SPENCER COUNTY – “Time to adopt it, America,” Adam Savage declares after he and fellow MythBusters star Jamie Hyneman pit a roundabout against a four-way stop on the Discovery Channel television program.

Drivers going from Perry County to Evansville and other points west will get a chance to navigate a roundabout if the Indiana Department of Transportation follows through on a plan to install one on Indiana 66 at South Spencer High School. In response to public pressure following the March death of a high-school senior there, the agency announced two weeks ago it may do that. In the meantime, a temporary traffic light was to replace a caution light.
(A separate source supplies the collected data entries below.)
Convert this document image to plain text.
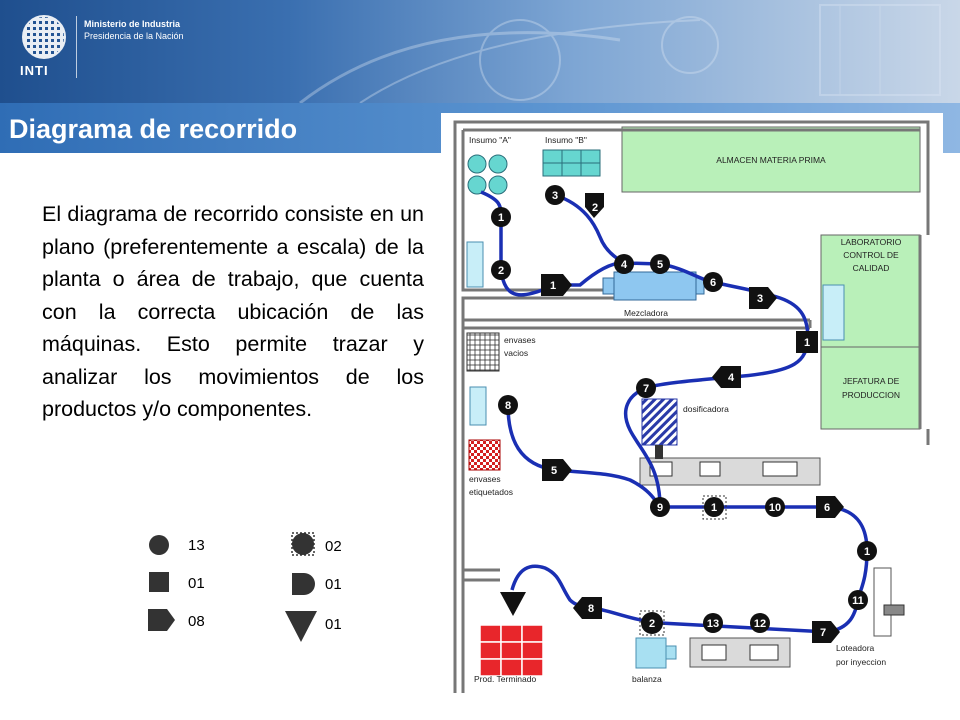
INTI
Ministerio de Industria
Presidencia de la Nación
Diagrama de recorrido
El diagrama de recorrido consiste en un plano (preferentemente a escala) de la planta o área de trabajo, que cuenta con la correcta ubicación de las máquinas. Esto permite trazar y analizar los movimientos de los productos y/o componentes.
13
01
08
02
01
01
3
1
2	4	5
6
7
8
9	10
1
11
12
13
2
2
1
3
4
5
6
7
8
1
1
Insumo "A"	Insumo "B"
ALMACEN MATERIA PRIMA
LABORATORIO
CONTROL DE
CALIDAD
JEFATURA DE
PRODUCCION
Mezcladora
envases
vacios
dosificadora
envases
etiquetados
Loteadora
por inyeccion
Prod. Terminado	balanza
Unlike “European Vacation” character Clark Griswald, portrayed by Chevy Chase, the MythBusters test-course drivers navigating a roundabout for the first time were able to enter and exit the intersection easily after being given only 30 minutes to practice. Even as that practice session began, the drivers seemed to adapt easily to the new method of passing through a four-way intersection.
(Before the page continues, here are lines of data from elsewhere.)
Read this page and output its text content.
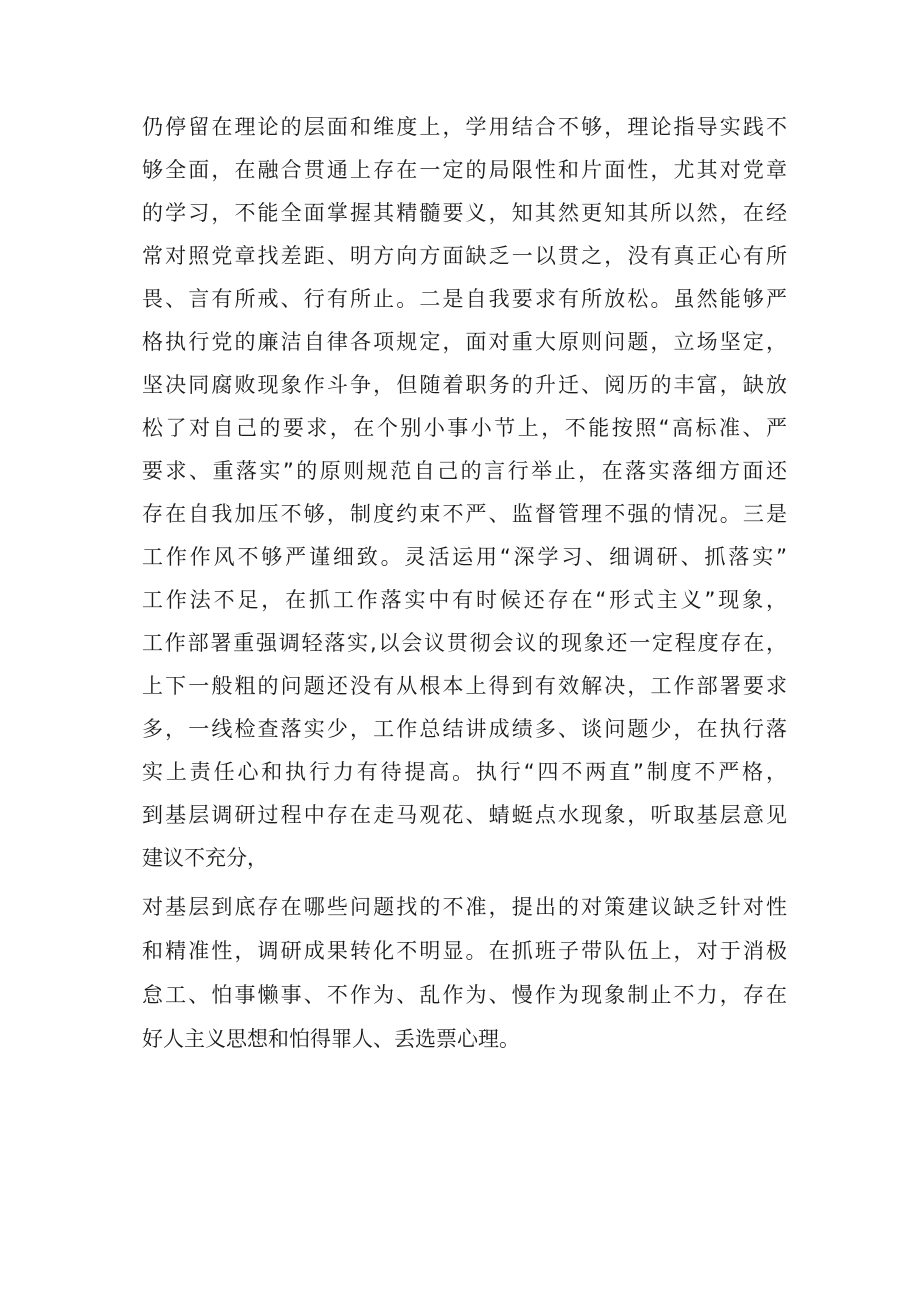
仍停留在理论的层面和维度上，学用结合不够，理论指导实践不
够全面，在融合贯通上存在一定的局限性和片面性，尤其对党章
的学习，不能全面掌握其精髓要义，知其然更知其所以然，在经
常对照党章找差距、明方向方面缺乏一以贯之，没有真正心有所
畏、言有所戒、行有所止。二是自我要求有所放松。虽然能够严
格执行党的廉洁自律各项规定，面对重大原则问题，立场坚定，
坚决同腐败现象作斗争，但随着职务的升迁、阅历的丰富，缺放
松了对自己的要求，在个别小事小节上，不能按照“高标准、严
要求、重落实”的原则规范自己的言行举止，在落实落细方面还
存在自我加压不够，制度约束不严、监督管理不强的情况。三是
工作作风不够严谨细致。灵活运用“深学习、细调研、抓落实”
工作法不足，在抓工作落实中有时候还存在“形式主义”现象，
工作部署重强调轻落实,以会议贯彻会议的现象还一定程度存在，
上下一般粗的问题还没有从根本上得到有效解决，工作部署要求
多，一线检查落实少，工作总结讲成绩多、谈问题少，在执行落
实上责任心和执行力有待提高。执行“四不两直”制度不严格，
到基层调研过程中存在走马观花、蜻蜓点水现象，听取基层意见
建议不充分，
对基层到底存在哪些问题找的不准，提出的对策建议缺乏针对性
和精准性，调研成果转化不明显。在抓班子带队伍上，对于消极
怠工、怕事懒事、不作为、乱作为、慢作为现象制止不力，存在
好人主义思想和怕得罪人、丢选票心理。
Also known as traffic circles, roundabouts are circular roads that drivers enter by turning to the right – in America – when doing so wouldn’t interfere with others already in the circle. They continue driving in a counterclockwise direction until they reach the road they want, then exit.

The misfortunate Griswald in the 1985 film appeared to be near mental breakdown after he was unable to exit the Lambeth Palace Roundabout well after daylight turned to darkness. That circle consisted of two lanes, and he found himself on the inner circle, unable to make his way through vehicles being driven on the outer circle.
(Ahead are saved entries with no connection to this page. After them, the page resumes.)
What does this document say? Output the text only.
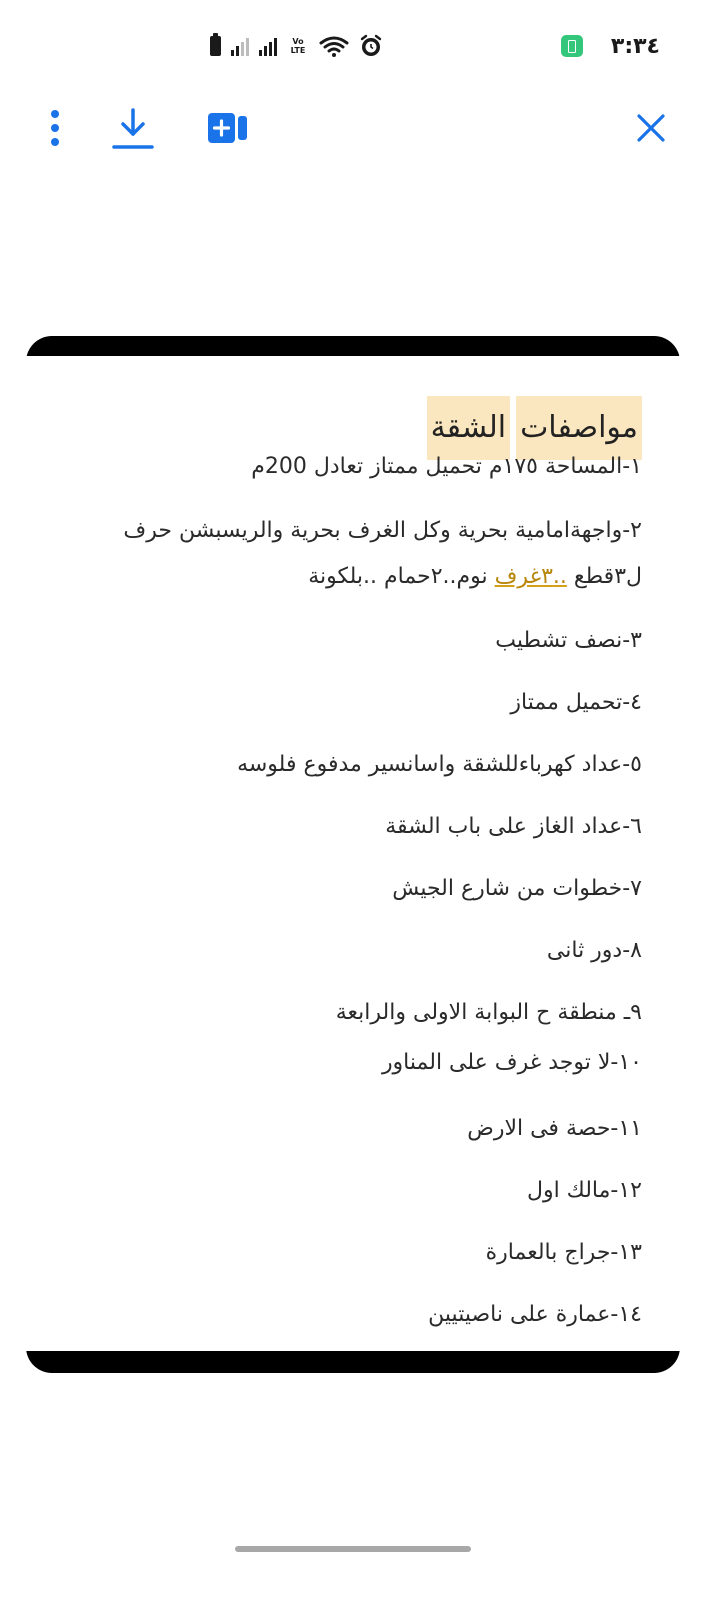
Vo
LTE	٣:٣٤
مواصفات
الشقة
١-المساحة ١٧٥م تحميل ممتاز تعادل 200م
٢-واجهةامامية بحرية وكل الغرف بحرية والريسبشن حرف
ل٣قطع ..٣غرف نوم..٢حمام ..بلكونة
٣-نصف تشطيب
٤-تحميل ممتاز
٥-عداد كهرباءللشقة واسانسير مدفوع فلوسه
٦-عداد الغاز على باب الشقة
٧-خطوات من شارع الجيش
٨-دور ثانى
٩ـ منطقة ح البوابة الاولى والرابعة
١٠-لا توجد غرف على المناور
١١-حصة فى الارض
١٢-مالك اول
١٣-جراج بالعمارة
١٤-عمارة على ناصيتيين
Of the noncomedians participating in the MythBusters segment, an average of 385 cars went through a four-way stop in two 15-minute periods, but the average for the roundabout was 420.

Among benefits of a roundabout is that drivers don’t have to stop and wait for a light to change, which they often have to do in traditional American intersections even when no other traffic is present.

Of the 10 votes on a News online poll asking whether a roundabout at the site is a good idea, three respondents said yes, five said no and two weren’t sure. Polls there are unscientific and don’t yield enough responses to be statistically significant.

The Indiana Department of Transportation offers a roundabout simulator at www.in.gov/indot/div/public/vid02.htm. Other examples can be found at Youtube.com by entering “driving roundabout” in the search box.